I continue, as usual, to work on Unanimity, which is coming along, and getting pared down slowly and steadily. I’ve cut over thirty thousand words off already, but it’s still got a ways to go before it reaches where I want it to be, following the general advice Stephen King received from an editor many years ago: that your final version should be your first draft minus ten percent (or words to that effect). I still sometimes wonder whether I’ll live to see it finished and published or not.
I’m trying very hard to make use of the New Year as a means to drive myself to improve my habits, and I’ve already made some headway on a few fronts (I won’t go into specifics to spare you the potentially dangerous boredom), but I always come up against the barrier of motivation. It’s not really a matter of willpower, or at least not in the traditional sense. I have a tremendous supply of stubbornness, and more than a little willpower. The real question is more of a “why bother?” or “what’s the point?” question, sort of the converse, or obverse, or transverse, or whatever, of Victor Frankl notions put forth in Man’s Search for Meaning (an excellent, but harrowing, book). His point in general, as I took it, is that if one has a meaning and a purpose, then one can endure almost anything*. Potentially implicit in that argument, however, is the possible notion that, if one does not have any real meaning or purpose, then almost nothing seems worth enduring at all. We can certainly see possible evidence of this all around us, perhaps most glaringly and poignantly realized in the drug use and overdose crisis, and the glaring examples of suicides among the highly accomplished and successful (which are only the most obvious examples of such cases throughout our culture…the number of suicides in America is roughly equal to the number of traffic fatalities annually, and the number of attempts is more than ten times as high).
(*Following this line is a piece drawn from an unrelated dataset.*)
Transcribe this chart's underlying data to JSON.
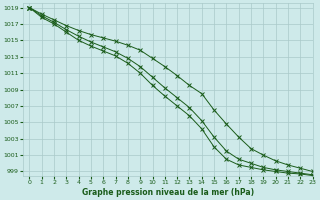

I guess maybe this sort of stuff is more appropriate for discussion in Iterations of Zero. After all, despite the fact that I glean my weekly blog post titles from Shakespearean quotes, and Shakespeare certainly dealt well with the darker aspects of the human psyche, I do try to keep this blog upbeat.
Of course, I’ve also struggled back and forth in my head with whether I should continue to keep my blogs separate or if I should just consolidate them into one blog (it would be this one, obviously…it would be silly indeed to discontinue an eponymous webpage). I’ll have to see. I’d actually love your feedback on this. Would you like to see the material that I tend to put up on Iterations of Zero just put up here as a greater number of posts of various types? Or do you like keeping the two blogs separate? Which form would lead to greater readership? Does anyone actually care at all which way I do it?
It’s hard to expect an answer to that last question, because surely any negative answer at least would be self-contradictory…though I guess a positive reply would be valid.
Okay, that’s it for today. I’m not actually feeling all that well, physically, so I think I’m going to post this without quite my usual editing. I apologize if the means to quality of the content is not as refined as usual. And if it’s not noticeably worse, I don’t know whether to feel glad or sad about that.
*And as a concentration camp survivor, he had the credentials to make that claim.